In 2008, Stephen Turner and Michael E. Farmer, both Cyber Classroom instructors, realized that they had a rare opportunity to make direct comparisons of student outcomes both with and without the Cyber Classroom recordings. Three professors who had taught the same courses for a number of years were now in the Cyber Classroom. Turner and Farmer compared 176 past students who attended 448 lectures against 173 students attending and/or watching 308 Cyber Classroom lectures. In their paper "Assessment of Student Performance in an Internet-Based Multimedia Classroom," they reported these comparisons of the final grades:

  • The average of all grades went up nearly half a grade point, approximately C+ to B-.
  • The standard deviation of the grades improved by going down by about 10%.
  • 36% more students received honor grades, B+ and above.
  • 56% fewer students failed.

"The significant drop in failing grades can directly be attributed to the integrated blending of on-line and in-class formats through the cyber classroom, since most failures in our students can be attributed to the students ‘vanishing' for extended periods of the semester due to external problems and commitments. The cyber classroom allows these students to remain connected and participating in the class despite their sudden inability to come to class thus validating the concept of integrating online and distance learning for maximum flexibility in student participation."

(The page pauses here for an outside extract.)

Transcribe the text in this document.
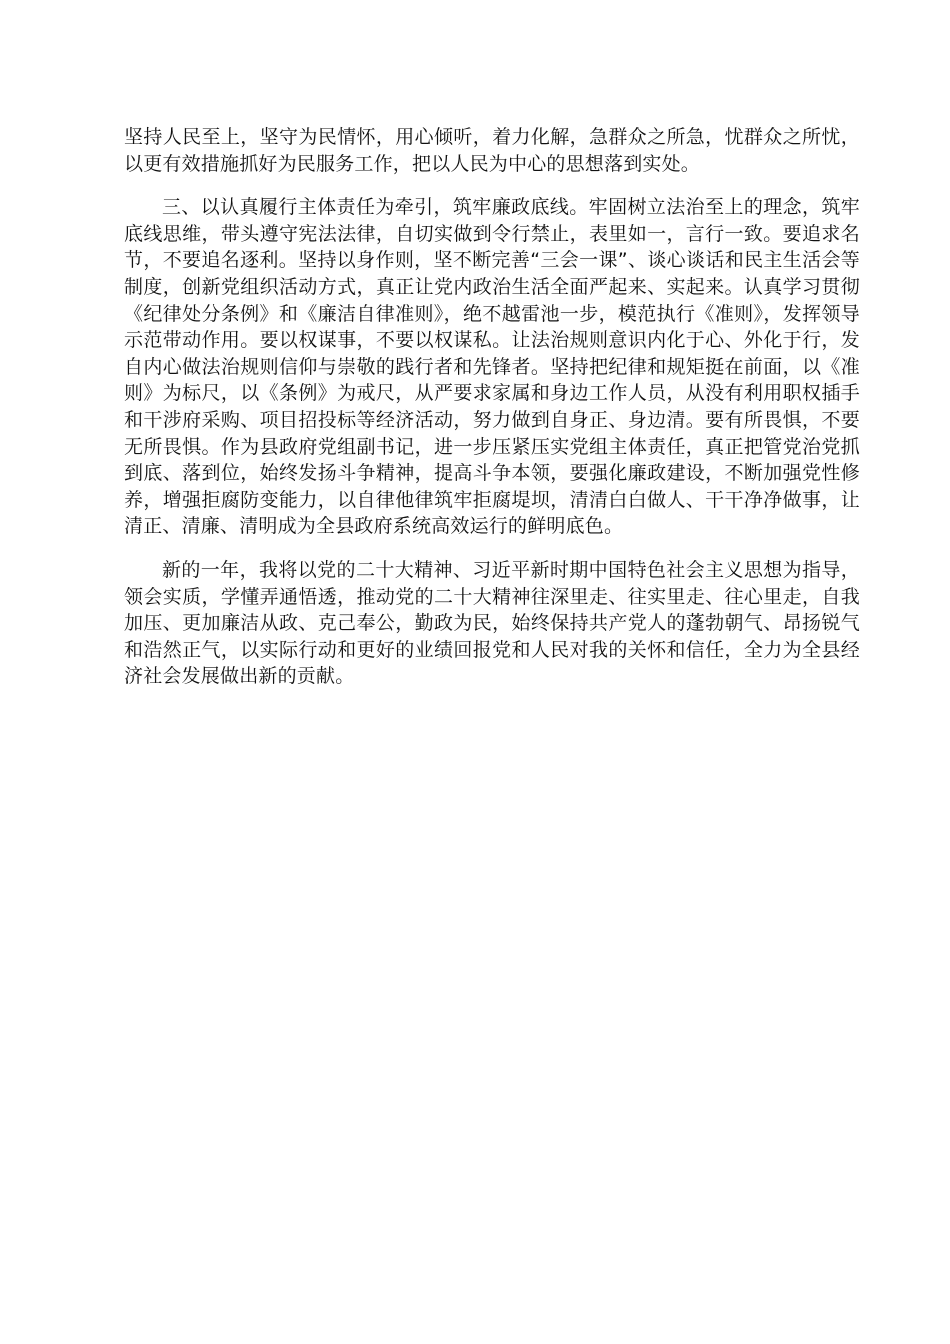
坚持人民至上，坚守为民情怀，用心倾听，着力化解，急群众之所急，忧群众之所忧，以更有效措施抓好为民服务工作，把以人民为中心的思想落到实处。

三、以认真履行主体责任为牵引，筑牢廉政底线。牢固树立法治至上的理念，筑牢底线思维，带头遵守宪法法律，自切实做到令行禁止，表里如一，言行一致。要追求名节，不要追名逐利。坚持以身作则，坚不断完善“三会一课”、谈心谈话和民主生活会等制度，创新党组织活动方式，真正让党内政治生活全面严起来、实起来。认真学习贯彻《纪律处分条例》和《廉洁自律准则》，绝不越雷池一步，模范执行《准则》，发挥领导示范带动作用。要以权谋事，不要以权谋私。让法治规则意识内化于心、外化于行，发自内心做法治规则信仰与崇敬的践行者和先锋者。坚持把纪律和规矩挺在前面，以《准则》为标尺，以《条例》为戒尺，从严要求家属和身边工作人员，从没有利用职权插手和干涉府采购、项目招投标等经济活动，努力做到自身正、身边清。要有所畏惧，不要无所畏惧。作为县政府党组副书记，进一步压紧压实党组主体责任，真正把管党治党抓到底、落到位，始终发扬斗争精神，提高斗争本领，要强化廉政建设，不断加强党性修养，增强拒腐防变能力，以自律他律筑牢拒腐堤坝，清清白白做人、干干净净做事，让清正、清廉、清明成为全县政府系统高效运行的鲜明底色。

新的一年，我将以党的二十大精神、习近平新时期中国特色社会主义思想为指导，领会实质，学懂弄通悟透，推动党的二十大精神往深里走、往实里走、往心里走，自我加压、更加廉洁从政、克己奉公，勤政为民，始终保持共产党人的蓬勃朝气、昂扬锐气和浩然正气，以实际行动和更好的业绩回报党和人民对我的关怀和信任，全力为全县经济社会发展做出新的贡献。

The Administrative Viewpoint on the Cyber Classroom

Chris Pearson is the department chair of CSEP.

"All our graduate courses and many undergraduate courses are given in our Cyber Classroom," Pearson says. "It is booked from 8 a.m. until 9 p.m. on the four days a week we offer instruction. We make 22 recordings each week.

"Since our removing the distinction between online and in-class instruction is primarily student-centered, we concluded that we needed a second room. Our decision was to just clone the first. We did not see the need to consider alternatives."

Their second Cyber Classroom was installed in the fall of 2010.


The Cyber Classroom is now an established fact of the CSEP master's degrees at the University of Michigan-Flint. All of those courses are taught in the Cyber Classrooms, and all of the current master's degree students have had all their classes in those rooms. It is no longer possible to do a before-and-after comparison in this program.
We can say that the blending of traditional classroom instruction with distance learning technology can have a range of benefits for a variety of students. We can also expect that, in the future, the attributes currently thought of as "cyber" in a classroom setting will simply become "the classroom."

[Note: Streaming Media publishes vendor-submitted case studies such as this one based solely upon our assessment of their value to our readers.]